Здесь еще раз приходится столкнуться с понятием «стилизация». Теперь Серов стилизует персидские миниатюры, вживается в мир их образов, как некогда, готовясь к «Юдифи», стилизовал Ассирию.
Обычно стилизаторам предъявляют обвинение, заключающееся в том, что они исходят не из живой жизни, не из образов реальных людей, а из образов, созданных художниками прежних эпох, занимаются перепевами. Но ведь живые люди были совершенно одинаковыми в Ассирии, в Греции и в Персии и отличались лишь одеждой и прической. О животных и говорить не приходится. Однако персидский художник изображает не только человека, но и лошадь, быка совсем не так, как греческий, каждый из них подчеркивает какие-то особые свойства так, что, взглянув на изображение, мы сразу определим, кто его создал и где это происходит. И Серов был прав, решив написать не натуралистически верную сцену из «Тысячи и одной ночи», а нечто стилизованное под искусство того времени.
Дягилев должен был доставить Серову в Париж весь необходимый материал для работы над огромным полотном, деньги для того, чтобы нанять копиистов, которые должны были увеличить эскиз; Серову предстояло лишь «довести» копию. Но Дягилев, никогда не отличавшийся особой щепетильностью, теперь и совсем разошелся. Балет, конечно, стоил очень дорого, но и сам Сергей Павлович сорил деньгами, так что иногда денежные затруднения становились просто катастрофичны. А он и не думал унывать.
«Здесь начинает собираться l’états major du générallissime Diaghilew, — писал Бенуа Серову из Парижа. — Самого его я застаю вчера в донельзя потемкинском виде (и вот как ты должен его написать!) — в шелковом золотистом халате нараспашку и в кальсонах с горизонтальными полосками. Было уже около часу дня, но его светлость лишь изволили вылезать из кровати. Тут же черненький и немножко желтенький Валечка, с потрясающим мастерством завязывающий галстук».

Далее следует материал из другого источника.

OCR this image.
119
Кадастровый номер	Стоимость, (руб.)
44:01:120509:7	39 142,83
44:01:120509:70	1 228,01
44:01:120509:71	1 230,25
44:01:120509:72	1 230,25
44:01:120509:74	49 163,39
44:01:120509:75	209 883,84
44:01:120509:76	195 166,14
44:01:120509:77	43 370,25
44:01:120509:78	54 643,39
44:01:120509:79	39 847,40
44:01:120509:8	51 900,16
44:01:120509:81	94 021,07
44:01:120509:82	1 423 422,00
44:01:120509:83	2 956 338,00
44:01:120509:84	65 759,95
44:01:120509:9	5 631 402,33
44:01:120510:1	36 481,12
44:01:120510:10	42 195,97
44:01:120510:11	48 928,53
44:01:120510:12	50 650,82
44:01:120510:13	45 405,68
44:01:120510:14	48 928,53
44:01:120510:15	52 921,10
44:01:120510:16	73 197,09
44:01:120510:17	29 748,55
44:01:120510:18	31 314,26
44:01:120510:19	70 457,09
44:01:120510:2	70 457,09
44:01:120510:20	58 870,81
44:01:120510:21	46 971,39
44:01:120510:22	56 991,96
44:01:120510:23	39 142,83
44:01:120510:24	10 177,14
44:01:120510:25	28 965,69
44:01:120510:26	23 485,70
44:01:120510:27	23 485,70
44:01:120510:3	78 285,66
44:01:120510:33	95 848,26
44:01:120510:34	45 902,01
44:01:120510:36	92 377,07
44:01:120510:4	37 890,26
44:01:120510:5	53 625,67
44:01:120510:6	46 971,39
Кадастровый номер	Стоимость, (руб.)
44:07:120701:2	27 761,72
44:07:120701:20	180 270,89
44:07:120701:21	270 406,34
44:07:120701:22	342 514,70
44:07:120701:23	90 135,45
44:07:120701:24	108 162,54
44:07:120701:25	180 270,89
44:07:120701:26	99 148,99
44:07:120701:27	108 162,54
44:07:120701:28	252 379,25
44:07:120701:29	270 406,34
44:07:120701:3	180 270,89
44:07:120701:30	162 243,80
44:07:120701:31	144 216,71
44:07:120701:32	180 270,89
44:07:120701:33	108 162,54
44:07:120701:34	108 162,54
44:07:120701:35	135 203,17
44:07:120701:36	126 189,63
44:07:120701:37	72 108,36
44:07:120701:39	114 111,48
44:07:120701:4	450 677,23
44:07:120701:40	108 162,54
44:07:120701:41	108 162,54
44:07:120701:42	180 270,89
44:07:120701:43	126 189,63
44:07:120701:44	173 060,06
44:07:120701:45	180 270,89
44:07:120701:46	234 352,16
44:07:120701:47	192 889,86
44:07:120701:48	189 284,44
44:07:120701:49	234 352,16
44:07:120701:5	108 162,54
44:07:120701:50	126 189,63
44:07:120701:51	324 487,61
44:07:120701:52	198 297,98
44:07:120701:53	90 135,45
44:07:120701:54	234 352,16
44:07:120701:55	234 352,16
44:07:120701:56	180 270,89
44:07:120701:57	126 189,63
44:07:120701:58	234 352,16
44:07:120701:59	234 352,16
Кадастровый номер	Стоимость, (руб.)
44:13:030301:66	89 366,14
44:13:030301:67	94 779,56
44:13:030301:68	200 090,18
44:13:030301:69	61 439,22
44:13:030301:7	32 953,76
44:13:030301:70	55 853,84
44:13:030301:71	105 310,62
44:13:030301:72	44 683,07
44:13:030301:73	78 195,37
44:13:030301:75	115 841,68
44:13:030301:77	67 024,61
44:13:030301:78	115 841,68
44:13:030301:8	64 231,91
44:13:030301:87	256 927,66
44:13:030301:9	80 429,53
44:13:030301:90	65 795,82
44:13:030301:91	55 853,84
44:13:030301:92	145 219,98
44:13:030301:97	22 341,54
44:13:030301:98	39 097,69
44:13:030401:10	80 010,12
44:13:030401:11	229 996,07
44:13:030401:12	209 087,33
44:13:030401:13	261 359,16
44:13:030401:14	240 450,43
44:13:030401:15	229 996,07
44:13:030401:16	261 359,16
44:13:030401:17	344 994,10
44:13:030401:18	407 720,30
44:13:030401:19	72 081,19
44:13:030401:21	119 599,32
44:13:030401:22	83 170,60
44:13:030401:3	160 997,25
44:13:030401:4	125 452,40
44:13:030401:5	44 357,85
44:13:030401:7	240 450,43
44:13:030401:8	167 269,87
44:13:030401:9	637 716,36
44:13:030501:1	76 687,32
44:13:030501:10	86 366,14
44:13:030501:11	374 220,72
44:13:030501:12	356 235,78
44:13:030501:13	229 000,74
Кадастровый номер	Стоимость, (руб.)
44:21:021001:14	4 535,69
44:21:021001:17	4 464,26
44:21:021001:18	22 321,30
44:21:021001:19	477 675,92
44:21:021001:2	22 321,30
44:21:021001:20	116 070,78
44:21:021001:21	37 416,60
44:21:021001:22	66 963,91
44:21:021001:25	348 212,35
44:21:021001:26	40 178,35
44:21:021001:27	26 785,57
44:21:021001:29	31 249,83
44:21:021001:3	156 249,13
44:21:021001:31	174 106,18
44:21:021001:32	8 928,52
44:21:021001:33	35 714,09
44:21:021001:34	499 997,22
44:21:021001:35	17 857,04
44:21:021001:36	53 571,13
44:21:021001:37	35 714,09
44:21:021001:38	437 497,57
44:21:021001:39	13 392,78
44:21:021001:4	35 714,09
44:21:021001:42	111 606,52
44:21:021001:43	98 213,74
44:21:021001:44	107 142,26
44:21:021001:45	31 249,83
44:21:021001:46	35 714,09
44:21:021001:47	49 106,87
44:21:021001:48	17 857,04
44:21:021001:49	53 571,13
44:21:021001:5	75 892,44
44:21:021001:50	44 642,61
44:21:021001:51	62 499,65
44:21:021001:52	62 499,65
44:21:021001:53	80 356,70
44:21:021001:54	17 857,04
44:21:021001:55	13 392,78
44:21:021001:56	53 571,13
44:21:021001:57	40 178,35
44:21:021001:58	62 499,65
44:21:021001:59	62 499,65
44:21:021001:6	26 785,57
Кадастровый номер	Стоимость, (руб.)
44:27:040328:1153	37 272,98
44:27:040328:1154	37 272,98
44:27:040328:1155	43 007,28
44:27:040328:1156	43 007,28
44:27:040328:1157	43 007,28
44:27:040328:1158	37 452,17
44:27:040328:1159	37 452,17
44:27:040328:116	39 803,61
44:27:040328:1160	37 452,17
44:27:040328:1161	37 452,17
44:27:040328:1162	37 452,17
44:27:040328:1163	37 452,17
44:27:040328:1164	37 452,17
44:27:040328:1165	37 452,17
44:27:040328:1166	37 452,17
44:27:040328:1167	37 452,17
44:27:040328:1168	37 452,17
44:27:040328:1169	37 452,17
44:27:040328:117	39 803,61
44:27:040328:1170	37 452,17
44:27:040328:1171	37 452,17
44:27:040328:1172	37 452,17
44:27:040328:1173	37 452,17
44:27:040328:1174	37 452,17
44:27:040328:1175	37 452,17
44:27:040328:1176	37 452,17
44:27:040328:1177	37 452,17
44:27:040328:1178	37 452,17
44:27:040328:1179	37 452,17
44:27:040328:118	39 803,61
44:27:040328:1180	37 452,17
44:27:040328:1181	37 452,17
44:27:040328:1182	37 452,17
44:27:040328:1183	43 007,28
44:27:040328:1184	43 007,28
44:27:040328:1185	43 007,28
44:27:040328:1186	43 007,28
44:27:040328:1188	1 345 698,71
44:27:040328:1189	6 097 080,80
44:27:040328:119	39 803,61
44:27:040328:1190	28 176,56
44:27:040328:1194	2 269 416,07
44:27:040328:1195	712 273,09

Когда денежные дела становились особенно плохи, устроители «сезонов» думали, кто бы мог стать на сей раз меценатом. Вспоминали, кого из богачей писал недавно Серов, и обращались к нему с просьбой — посодействовать, как в былые годы.
В 1909 году Серов писал портрет Нобеля. В феврале 1910 года Бенуа сообщал Серову: «Приближается весна и вместе с ней сбор за границу странствующей труппы Дягилева. Что касается материала и исполнителей, то все обстоит великолепно, но увы, того же нельзя сказать про финансы. Строго между нами: последние плохи, и даже цель моего письма находится в зависимости от этого обстоятельства. Думаем снова обратиться к щедрому Нобелю и на сей раз. Ввиду твоего отсутствия хотим подать челобитную от имени художников, участвующих в деле или питающих к нему расположение. Разумеется, без тебя это нельзя сделать и, наоборот, в твоем участии вся соль. Не позволишь ли ты поставить твое имя рядом с нашими? Если бы ты согласился на это участие, то будь мил и пришли мне ответ телеграммой, составя ее в таких выражениях, чтобы можно было ее присоединить к письму Нобелю; ну, что ли, в таком роде: „Присоединяюсь к вашей просьбе, обращенной к Нобелю“ или как хочешь».